Chemically black haw contains a number of chemicals proved to work as uterine anti-spasmodics or relaxants. Namely scopoletin(7-hydroxy-6-me thoxy-coumarin) contained in the plant is said to be the leader of the pack when it comes to relieving pain associated with menstruation. Additionally the plant contains malic, citric, oxalic, and valeric acid, tannins, bitter resins, 1-methyl-2,3-dibutyl hemimellitate, acids, tannins, and volatile oils. The plants ability to kill cramps as well as its non-toxic nature has been well established and you can use it with the utmost confidence. Even the American FDA says its safe enough to be put in commercially produced food which oddly enough it is.
The ecletics suggested using cramp bark whenever cramps struck and modern herbalists suggest the same.

Getting your supply:
1. Buy the dried bark from a health food store.
2. Collect the bark from the wild with the help of a field guide. Black haw grows over much of the United States and can be easily collected from woodland locations. If you have a friend that is big into woodsy things ask him or her to help you locate some black haw and bring your shovel and saw. The root bark is also used so you might as well take that while you are there.
3. Plant yourself a few black Haw bushes. If you are interested in adding a few smallish trees to your landscape, why not add some that can be used to make your cramps vanish? The plant is reasonable available from garden centers, if you cant find it at your local stores, consult one of the mail order gardening books that list mail order suppliers of native plants.

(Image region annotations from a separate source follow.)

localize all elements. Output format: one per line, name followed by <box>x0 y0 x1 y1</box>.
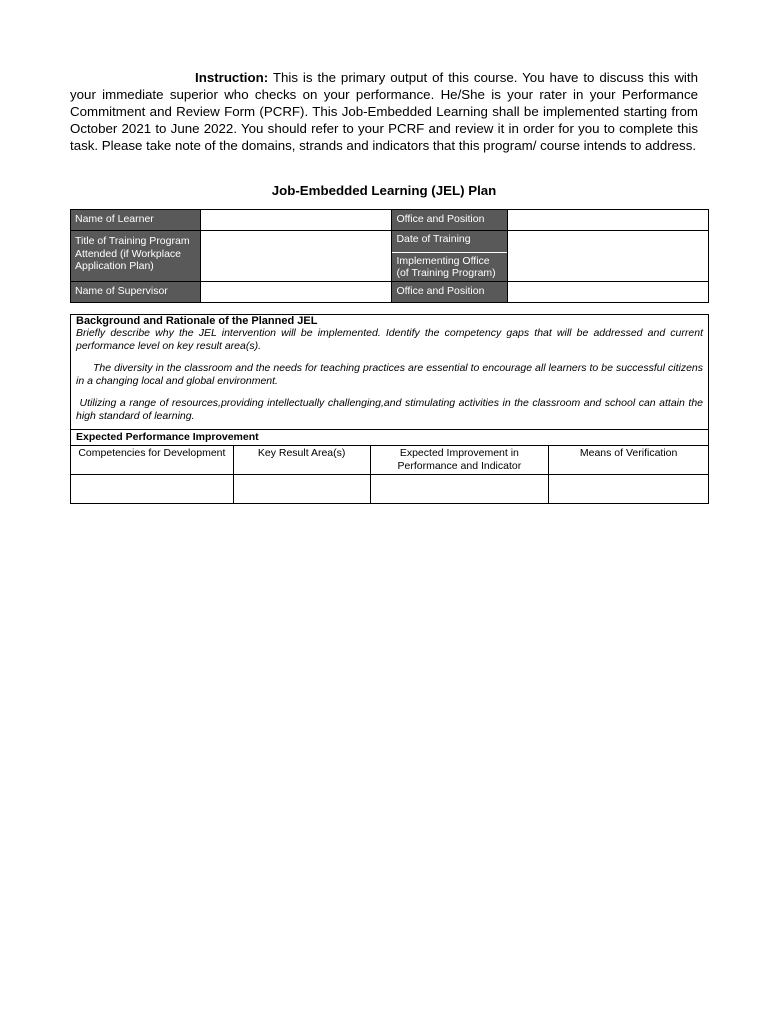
rationale-paragraph-2: Utilizing a range of resources,providing intellectually challenging,and stimulating activities in the classroom and school can attain the high standard of learning. <box>76 397 703 422</box>
instruction-label: Instruction: <box>195 70 269 85</box>
name-of-supervisor-label: Name of Supervisor <box>71 282 201 303</box>
implementing-office-label: Implementing Office (of Training Program) <box>396 255 496 279</box>
training-title-label: Title of Training Program Attended (if Workplace Application Plan) <box>71 231 201 282</box>
means-of-verification-cell[interactable] <box>549 475 709 504</box>
learner-info-table <box>70 209 709 303</box>
instruction-text: This is the primary output of this course. You have to discuss this with your immediate superior who checks on your performance. He/She is your rater in your Performance Commitment and Review Form (PCRF). This Job-Embedded Learning shall be implemented starting from October 2021 to June 2022. You should refer to your PCRF and review it in order for you to complete this task. Please take note of the domains, strands and indicators that this program/ course intends to address. <box>70 70 698 153</box>
name-of-supervisor-field[interactable] <box>200 282 392 303</box>
supervisor-office-position-label: Office and Position <box>392 282 508 303</box>
background-hint: Briefly describe why the JEL intervention will be implemented. Identify the competency gaps that will be addressed and current performance level on key result area(s). <box>76 327 703 352</box>
column-header-competencies: Competencies for Development <box>71 446 234 475</box>
column-header-key-result-areas: Key Result Area(s) <box>233 446 370 475</box>
name-of-learner-field[interactable] <box>200 210 392 231</box>
rationale-paragraph-1: The diversity in the classroom and the needs for teaching practices are essential to encourage all learners to be successful citizens in a changing local and global environment. <box>76 362 703 387</box>
background-heading: Background and Rationale of the Planned JEL <box>76 315 318 327</box>
training-meta-field[interactable] <box>508 231 709 282</box>
jel-plan-table <box>70 314 709 504</box>
office-and-position-label: Office and Position <box>392 210 508 231</box>
plan-title: Job-Embedded Learning (JEL) Plan <box>271 183 497 198</box>
background-section <box>71 315 709 430</box>
office-and-position-field[interactable] <box>508 210 709 231</box>
key-result-areas-cell[interactable] <box>233 475 370 504</box>
date-of-training-label: Date of Training <box>392 231 507 253</box>
instruction-paragraph <box>70 69 698 154</box>
column-header-means-of-verification: Means of Verification <box>549 446 709 475</box>
training-meta-labels <box>392 231 508 282</box>
expected-improvement-cell[interactable] <box>370 475 549 504</box>
supervisor-office-position-field[interactable] <box>508 282 709 303</box>
competencies-cell[interactable] <box>71 475 234 504</box>
training-title-field[interactable] <box>200 231 392 282</box>
expected-performance-heading: Expected Performance Improvement <box>71 430 709 446</box>
column-header-expected-improvement: Expected Improvement in Performance and Indicator <box>370 446 549 475</box>
name-of-learner-label: Name of Learner <box>71 210 201 231</box>
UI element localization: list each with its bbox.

Once you have located a grower and have the plant in your hot little hands they can be planted just like any other tree. Try to select a sunny location and as with all trees and shrubs go heavy on the water for the first couple of years! As soon as the plant has produced branches big enough to cut off you will have your own cramp medicine in the back yard. The bark is stripped off the wood and dried in the sun, packed into a brown paper bag and that’s it!

Disclaimer: The author makes no guarantees as to the the curative effect of any herb or tonic on this website, and no visitor should attempt to use any of the information herein provided as treatment for any illness, weakness, or disease without first consulting a physician or health care provider. Pregnant women should always consult first with a health care professional before taking any treatment.